Poor female representation is the most obvious problem (it is important to note that ethnicity is less of an issue at the BMA than in wider society). Medicine is a predominantly female profession, yet – while the BMA points to an increasing number of women taking up senior positions – at the most recent BMA Council elections, only 38% of members identified as female (up from 37.5%, the BMA hilariously proclaimed). At the GPC, only 38% of voting members identify as female, compared with 58% across the profession.
This affects priorities. Take the gender pay gap: a Department of Health and Social Care report found that, after adjusting for hours, the gap was 19% for hospital doctors, 15% for GPs and 12% for clinical academics. There are, of course, underlying societal reasons, but studies show the gap is worse than in other professions.
It’s no coincidence that the committees doing most to take up this cause are the Junior Doctors Committee and the Sessional GPs Committee – both of which are predominantly female (and among the lower-profile committees). I can imagine that an issue affecting men equally – like pensions, for example – would get a lot more attention across the BMA.
Talking of pensions, it is fair to ask if too much emphasis is put on lifetime tax allowance – which affects older male consultants and GP partners – compared with the annual allowance, which is more likely to affect younger females.
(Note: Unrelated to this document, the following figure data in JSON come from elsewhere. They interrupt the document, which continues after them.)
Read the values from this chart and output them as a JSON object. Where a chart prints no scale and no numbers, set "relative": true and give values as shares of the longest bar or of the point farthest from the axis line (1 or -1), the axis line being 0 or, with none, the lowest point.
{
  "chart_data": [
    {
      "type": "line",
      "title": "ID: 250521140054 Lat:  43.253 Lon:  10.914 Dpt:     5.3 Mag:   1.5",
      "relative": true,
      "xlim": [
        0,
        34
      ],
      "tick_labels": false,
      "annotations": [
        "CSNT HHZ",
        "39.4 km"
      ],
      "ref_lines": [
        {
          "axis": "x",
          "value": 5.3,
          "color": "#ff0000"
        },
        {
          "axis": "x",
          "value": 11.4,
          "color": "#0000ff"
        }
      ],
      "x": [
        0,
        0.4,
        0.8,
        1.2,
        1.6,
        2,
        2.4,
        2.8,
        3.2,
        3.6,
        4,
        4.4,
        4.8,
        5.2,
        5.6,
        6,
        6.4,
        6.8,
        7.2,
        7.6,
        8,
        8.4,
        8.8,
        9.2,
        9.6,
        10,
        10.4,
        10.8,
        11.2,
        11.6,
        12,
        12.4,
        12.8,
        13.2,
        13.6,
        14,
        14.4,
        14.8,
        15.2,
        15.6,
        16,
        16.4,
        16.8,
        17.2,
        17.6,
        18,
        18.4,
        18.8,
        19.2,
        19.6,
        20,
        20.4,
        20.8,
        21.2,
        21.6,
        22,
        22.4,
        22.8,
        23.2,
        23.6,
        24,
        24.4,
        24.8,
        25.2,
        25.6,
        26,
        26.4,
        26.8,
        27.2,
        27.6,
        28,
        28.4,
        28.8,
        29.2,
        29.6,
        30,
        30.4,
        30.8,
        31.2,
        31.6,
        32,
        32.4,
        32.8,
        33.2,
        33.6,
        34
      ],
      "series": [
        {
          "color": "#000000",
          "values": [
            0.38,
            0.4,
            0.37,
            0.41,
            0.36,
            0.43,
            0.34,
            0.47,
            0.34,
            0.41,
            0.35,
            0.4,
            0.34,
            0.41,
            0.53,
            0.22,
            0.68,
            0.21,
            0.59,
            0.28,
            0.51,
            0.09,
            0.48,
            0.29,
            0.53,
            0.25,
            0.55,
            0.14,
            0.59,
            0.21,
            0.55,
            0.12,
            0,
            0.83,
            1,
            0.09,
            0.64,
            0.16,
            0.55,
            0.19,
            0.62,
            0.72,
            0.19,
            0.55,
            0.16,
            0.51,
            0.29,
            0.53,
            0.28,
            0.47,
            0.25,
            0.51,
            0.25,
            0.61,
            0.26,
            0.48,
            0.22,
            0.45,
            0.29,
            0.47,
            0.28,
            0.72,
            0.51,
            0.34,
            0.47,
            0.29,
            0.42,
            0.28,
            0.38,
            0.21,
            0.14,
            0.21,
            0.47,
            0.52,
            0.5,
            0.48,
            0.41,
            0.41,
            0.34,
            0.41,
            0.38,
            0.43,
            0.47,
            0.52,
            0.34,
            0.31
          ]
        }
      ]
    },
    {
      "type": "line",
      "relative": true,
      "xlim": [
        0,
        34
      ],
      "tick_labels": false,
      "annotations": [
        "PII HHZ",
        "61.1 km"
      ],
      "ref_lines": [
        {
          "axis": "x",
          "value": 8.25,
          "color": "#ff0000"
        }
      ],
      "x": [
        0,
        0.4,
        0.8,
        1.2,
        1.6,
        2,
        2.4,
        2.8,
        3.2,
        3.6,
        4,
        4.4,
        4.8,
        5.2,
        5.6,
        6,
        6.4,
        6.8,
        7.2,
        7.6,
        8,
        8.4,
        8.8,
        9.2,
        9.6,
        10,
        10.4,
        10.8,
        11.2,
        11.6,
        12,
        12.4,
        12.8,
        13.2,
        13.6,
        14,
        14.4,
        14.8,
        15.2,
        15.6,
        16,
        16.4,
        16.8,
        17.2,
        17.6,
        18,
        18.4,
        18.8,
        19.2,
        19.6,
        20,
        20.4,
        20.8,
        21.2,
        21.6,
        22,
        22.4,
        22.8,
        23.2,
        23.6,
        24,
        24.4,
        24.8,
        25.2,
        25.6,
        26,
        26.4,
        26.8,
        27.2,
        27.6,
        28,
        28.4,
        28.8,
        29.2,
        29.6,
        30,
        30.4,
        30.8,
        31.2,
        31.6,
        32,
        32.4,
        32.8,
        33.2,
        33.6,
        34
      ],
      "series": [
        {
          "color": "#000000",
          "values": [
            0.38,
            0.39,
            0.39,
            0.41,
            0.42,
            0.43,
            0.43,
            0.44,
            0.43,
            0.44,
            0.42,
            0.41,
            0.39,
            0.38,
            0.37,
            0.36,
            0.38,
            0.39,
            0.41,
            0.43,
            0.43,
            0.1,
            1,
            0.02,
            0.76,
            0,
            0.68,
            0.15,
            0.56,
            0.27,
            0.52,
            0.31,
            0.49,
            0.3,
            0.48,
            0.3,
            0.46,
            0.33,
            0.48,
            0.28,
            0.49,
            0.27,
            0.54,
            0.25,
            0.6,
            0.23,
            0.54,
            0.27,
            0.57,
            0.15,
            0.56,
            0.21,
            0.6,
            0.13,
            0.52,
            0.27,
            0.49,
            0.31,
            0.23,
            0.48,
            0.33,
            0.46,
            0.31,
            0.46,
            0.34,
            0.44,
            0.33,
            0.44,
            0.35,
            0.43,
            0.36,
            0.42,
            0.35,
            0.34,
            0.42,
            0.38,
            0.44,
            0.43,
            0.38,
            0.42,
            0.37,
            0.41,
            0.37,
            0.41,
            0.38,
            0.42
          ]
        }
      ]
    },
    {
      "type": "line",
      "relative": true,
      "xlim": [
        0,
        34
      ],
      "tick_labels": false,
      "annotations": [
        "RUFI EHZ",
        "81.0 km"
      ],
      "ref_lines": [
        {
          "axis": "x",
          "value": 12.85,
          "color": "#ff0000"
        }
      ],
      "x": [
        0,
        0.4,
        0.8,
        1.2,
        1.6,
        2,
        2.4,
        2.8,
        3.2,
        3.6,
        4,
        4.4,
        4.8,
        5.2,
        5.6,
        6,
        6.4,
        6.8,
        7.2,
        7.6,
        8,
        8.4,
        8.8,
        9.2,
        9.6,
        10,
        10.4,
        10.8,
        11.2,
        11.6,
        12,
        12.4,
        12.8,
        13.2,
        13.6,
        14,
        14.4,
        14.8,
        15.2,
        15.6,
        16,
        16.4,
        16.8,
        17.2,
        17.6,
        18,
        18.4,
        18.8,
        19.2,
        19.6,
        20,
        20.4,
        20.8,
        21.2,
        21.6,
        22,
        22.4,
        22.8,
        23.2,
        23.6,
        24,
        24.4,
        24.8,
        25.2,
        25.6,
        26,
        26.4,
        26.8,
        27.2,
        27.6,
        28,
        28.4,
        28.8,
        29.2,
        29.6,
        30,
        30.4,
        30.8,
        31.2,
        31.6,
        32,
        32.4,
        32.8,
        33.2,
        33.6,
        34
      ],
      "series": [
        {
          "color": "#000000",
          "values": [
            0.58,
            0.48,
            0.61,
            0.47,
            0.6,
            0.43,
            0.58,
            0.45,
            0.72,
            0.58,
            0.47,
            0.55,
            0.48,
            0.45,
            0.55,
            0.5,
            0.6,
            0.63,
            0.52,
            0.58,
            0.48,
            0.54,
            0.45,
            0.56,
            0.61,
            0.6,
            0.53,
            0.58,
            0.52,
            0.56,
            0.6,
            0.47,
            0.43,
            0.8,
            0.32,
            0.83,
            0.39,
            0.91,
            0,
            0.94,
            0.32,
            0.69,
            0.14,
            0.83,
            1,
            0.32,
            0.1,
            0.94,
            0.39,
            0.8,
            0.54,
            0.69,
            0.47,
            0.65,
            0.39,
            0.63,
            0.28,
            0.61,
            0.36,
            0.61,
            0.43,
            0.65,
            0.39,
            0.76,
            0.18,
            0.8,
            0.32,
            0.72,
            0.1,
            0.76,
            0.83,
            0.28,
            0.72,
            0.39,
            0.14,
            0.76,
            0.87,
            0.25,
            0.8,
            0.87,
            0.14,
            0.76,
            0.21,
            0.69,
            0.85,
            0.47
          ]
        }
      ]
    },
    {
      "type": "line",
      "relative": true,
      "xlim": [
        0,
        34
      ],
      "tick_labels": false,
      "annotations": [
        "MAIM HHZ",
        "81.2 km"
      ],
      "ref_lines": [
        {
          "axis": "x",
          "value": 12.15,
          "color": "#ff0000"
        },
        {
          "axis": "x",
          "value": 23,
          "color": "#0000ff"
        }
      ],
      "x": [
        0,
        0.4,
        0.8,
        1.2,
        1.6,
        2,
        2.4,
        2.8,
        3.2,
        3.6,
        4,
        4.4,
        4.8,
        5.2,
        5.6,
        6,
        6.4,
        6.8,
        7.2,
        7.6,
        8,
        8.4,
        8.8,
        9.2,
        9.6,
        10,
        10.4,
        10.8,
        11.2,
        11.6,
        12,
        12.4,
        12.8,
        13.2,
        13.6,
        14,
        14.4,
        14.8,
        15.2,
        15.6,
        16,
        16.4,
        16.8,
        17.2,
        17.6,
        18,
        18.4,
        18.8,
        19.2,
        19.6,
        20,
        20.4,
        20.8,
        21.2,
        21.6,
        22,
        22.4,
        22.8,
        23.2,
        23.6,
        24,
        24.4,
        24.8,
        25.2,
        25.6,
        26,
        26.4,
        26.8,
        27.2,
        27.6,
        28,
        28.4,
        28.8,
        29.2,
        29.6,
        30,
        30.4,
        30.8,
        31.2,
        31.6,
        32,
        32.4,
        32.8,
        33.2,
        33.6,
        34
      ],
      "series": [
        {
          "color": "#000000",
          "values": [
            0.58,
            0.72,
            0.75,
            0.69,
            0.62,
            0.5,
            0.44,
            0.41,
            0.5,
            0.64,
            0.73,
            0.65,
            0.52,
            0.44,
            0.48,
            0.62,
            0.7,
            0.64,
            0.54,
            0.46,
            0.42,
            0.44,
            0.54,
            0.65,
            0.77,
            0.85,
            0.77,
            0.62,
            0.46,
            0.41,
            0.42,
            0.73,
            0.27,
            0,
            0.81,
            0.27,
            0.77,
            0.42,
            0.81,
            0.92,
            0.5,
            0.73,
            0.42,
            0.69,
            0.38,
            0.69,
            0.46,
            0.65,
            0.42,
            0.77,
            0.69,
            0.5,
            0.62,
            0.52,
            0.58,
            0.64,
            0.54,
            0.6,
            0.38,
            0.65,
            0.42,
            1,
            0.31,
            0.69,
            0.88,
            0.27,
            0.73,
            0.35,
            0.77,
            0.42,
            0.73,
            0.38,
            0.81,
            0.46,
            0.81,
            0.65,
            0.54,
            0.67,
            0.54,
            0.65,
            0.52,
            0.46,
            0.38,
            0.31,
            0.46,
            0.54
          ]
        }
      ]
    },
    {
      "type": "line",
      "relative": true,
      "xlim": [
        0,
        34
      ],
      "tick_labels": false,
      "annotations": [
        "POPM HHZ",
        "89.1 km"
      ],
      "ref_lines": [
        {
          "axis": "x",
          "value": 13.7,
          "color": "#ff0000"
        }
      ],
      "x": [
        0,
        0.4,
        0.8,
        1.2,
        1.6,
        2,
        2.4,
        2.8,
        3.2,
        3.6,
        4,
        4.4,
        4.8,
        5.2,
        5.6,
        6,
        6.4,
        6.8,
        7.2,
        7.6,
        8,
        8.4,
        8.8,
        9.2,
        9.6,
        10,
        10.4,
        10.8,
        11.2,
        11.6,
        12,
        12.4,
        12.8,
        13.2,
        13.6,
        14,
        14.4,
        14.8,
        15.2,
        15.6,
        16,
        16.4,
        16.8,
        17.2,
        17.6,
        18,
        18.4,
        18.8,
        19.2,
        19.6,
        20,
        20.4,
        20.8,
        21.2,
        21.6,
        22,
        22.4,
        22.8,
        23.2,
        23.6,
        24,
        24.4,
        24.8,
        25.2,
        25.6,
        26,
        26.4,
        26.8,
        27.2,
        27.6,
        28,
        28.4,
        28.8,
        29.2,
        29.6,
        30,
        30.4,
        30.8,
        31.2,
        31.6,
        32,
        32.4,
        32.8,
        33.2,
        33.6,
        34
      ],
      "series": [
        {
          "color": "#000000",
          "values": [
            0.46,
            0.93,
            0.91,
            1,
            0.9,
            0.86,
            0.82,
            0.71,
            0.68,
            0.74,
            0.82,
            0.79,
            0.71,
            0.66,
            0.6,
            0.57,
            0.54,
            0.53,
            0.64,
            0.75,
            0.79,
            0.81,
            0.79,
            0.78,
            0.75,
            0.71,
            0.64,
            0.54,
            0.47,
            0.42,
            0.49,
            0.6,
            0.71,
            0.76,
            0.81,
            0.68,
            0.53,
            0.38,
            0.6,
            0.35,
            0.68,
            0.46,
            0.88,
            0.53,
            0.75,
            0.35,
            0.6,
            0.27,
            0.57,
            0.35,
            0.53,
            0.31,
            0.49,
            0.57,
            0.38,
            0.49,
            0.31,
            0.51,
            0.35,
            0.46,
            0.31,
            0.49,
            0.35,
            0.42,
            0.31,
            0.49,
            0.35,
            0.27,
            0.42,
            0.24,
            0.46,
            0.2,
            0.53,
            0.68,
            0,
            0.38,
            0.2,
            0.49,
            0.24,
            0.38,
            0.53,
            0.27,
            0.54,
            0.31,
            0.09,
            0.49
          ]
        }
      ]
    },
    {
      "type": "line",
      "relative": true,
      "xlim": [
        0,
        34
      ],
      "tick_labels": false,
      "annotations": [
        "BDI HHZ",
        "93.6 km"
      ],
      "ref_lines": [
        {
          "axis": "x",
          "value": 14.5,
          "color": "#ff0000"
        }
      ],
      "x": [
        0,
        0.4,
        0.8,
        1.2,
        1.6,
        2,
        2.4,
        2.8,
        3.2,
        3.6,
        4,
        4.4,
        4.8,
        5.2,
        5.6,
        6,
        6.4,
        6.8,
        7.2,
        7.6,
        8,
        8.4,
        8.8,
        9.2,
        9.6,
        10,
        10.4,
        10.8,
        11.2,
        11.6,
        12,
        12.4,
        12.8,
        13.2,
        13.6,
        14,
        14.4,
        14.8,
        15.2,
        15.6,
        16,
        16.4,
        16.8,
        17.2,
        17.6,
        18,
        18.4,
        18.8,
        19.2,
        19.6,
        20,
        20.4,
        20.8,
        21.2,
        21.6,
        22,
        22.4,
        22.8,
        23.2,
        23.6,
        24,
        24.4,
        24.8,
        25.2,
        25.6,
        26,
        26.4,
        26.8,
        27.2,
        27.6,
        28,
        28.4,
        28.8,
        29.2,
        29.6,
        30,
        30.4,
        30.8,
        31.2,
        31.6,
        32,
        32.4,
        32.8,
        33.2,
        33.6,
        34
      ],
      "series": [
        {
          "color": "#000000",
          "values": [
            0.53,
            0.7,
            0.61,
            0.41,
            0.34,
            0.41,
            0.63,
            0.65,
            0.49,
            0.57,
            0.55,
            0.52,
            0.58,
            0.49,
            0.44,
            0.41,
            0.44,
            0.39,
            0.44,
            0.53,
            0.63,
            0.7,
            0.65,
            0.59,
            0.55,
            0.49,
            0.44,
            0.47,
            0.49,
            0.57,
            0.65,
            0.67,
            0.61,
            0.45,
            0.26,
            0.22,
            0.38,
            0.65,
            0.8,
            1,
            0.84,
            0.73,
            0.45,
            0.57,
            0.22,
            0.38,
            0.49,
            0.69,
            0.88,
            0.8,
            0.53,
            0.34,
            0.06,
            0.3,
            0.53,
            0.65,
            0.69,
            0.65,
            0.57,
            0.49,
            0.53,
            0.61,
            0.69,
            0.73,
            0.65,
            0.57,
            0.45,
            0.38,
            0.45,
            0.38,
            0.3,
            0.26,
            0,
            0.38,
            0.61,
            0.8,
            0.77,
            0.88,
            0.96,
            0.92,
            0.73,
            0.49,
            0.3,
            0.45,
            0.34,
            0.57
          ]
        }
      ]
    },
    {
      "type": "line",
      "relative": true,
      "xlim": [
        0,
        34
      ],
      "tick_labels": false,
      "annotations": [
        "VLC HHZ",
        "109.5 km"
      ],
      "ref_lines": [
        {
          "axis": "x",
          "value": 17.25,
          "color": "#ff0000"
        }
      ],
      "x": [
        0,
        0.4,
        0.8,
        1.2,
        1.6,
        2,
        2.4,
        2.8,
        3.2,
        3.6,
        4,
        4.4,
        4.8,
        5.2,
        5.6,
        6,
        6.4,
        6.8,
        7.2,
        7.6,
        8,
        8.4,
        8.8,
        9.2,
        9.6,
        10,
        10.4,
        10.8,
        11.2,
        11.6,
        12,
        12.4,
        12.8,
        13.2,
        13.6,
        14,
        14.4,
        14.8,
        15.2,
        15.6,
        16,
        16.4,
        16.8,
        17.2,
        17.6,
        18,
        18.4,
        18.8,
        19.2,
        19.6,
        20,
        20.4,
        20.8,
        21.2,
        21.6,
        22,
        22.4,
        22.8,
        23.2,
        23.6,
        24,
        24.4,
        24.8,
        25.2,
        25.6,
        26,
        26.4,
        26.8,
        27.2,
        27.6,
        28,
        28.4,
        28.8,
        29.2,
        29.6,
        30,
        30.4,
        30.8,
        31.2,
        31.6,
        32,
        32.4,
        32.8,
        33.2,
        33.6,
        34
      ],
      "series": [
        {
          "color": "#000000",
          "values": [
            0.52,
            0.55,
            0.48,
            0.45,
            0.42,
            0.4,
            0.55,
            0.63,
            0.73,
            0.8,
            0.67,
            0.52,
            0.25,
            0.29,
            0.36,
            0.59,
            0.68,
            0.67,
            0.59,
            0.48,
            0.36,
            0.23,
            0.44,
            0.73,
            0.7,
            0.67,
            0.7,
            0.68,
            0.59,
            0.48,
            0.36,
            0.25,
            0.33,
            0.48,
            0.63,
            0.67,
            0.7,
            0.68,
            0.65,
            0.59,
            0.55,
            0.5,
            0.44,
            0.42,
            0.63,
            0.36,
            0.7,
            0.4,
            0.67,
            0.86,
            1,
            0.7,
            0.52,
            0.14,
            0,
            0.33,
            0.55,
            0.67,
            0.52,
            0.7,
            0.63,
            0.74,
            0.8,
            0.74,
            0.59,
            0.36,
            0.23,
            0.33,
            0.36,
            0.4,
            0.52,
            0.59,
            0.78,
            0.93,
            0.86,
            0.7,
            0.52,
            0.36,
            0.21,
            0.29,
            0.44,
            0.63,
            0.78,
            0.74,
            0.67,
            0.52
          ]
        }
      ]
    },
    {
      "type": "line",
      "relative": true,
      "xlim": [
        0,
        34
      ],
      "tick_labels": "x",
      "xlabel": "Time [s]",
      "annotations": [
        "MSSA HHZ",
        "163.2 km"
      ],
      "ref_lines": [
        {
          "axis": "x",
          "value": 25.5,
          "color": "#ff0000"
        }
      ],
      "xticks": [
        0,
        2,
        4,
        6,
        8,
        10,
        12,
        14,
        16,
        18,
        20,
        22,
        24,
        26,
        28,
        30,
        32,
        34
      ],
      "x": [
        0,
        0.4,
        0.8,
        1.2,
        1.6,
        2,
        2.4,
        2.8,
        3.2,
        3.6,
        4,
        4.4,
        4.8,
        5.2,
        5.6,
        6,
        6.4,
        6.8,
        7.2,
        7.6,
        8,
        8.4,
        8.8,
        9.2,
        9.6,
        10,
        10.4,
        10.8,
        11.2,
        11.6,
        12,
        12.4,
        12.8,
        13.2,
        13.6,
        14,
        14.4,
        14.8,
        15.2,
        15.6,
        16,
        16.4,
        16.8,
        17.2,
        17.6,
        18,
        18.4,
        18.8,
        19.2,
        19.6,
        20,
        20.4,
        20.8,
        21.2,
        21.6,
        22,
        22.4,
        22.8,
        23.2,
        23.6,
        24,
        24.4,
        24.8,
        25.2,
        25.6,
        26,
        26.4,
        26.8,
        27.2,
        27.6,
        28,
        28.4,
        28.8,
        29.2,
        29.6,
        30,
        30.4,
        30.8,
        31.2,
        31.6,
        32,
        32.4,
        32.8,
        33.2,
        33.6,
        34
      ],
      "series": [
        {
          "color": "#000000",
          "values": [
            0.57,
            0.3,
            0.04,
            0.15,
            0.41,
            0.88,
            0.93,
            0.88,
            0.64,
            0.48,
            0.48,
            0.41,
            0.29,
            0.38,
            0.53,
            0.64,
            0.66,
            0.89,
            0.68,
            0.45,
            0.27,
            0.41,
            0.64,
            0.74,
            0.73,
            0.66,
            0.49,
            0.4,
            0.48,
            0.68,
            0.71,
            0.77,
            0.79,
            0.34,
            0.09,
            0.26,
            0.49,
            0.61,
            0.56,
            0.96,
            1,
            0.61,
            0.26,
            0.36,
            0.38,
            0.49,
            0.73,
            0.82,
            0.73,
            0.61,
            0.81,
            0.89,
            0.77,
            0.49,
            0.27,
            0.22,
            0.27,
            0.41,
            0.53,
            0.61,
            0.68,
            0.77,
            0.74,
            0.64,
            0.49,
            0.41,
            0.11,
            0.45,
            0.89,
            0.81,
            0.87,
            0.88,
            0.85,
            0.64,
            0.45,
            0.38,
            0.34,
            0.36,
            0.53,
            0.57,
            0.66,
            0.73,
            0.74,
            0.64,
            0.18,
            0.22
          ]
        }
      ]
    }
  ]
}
Even the BMA’s commitment to the independent contractor status might reflect the lack of female presence. But because the GPC isn’t representative, we don’t actually know what the profession really thinks about partnership.
Of course, the BMA will never have perfect representation – for a start, it will always be tilted towards the cohort of GPs who want to be involved in medicopolitics. But it can be more representative than it currently is.
Fresh blood for the GPC is vital, yet we’ve seen how female GPs in particular are deterred by the culture. Experience helps, but far too much store is set by it. GPs unburdened by past experience might tend to be more radical (it was new GPC members who pushed for industrial action, for example). Maybe radical ideas wouldn’t work, but we know one thing – the current approach hasn’t led to a contented GP workforce.
As the cover feature says, there are positives. There is new leadership, which may bring culture change (and I should say at this point, as a conflict of interest, I have worked with one of the new co-CEOs of the organisation, and can say if anyone can address the culture, she can).
The fact we are having these conversations is a good thing. But the whole organisation needs to step up if general practice is to get out of the crisis it is currently in.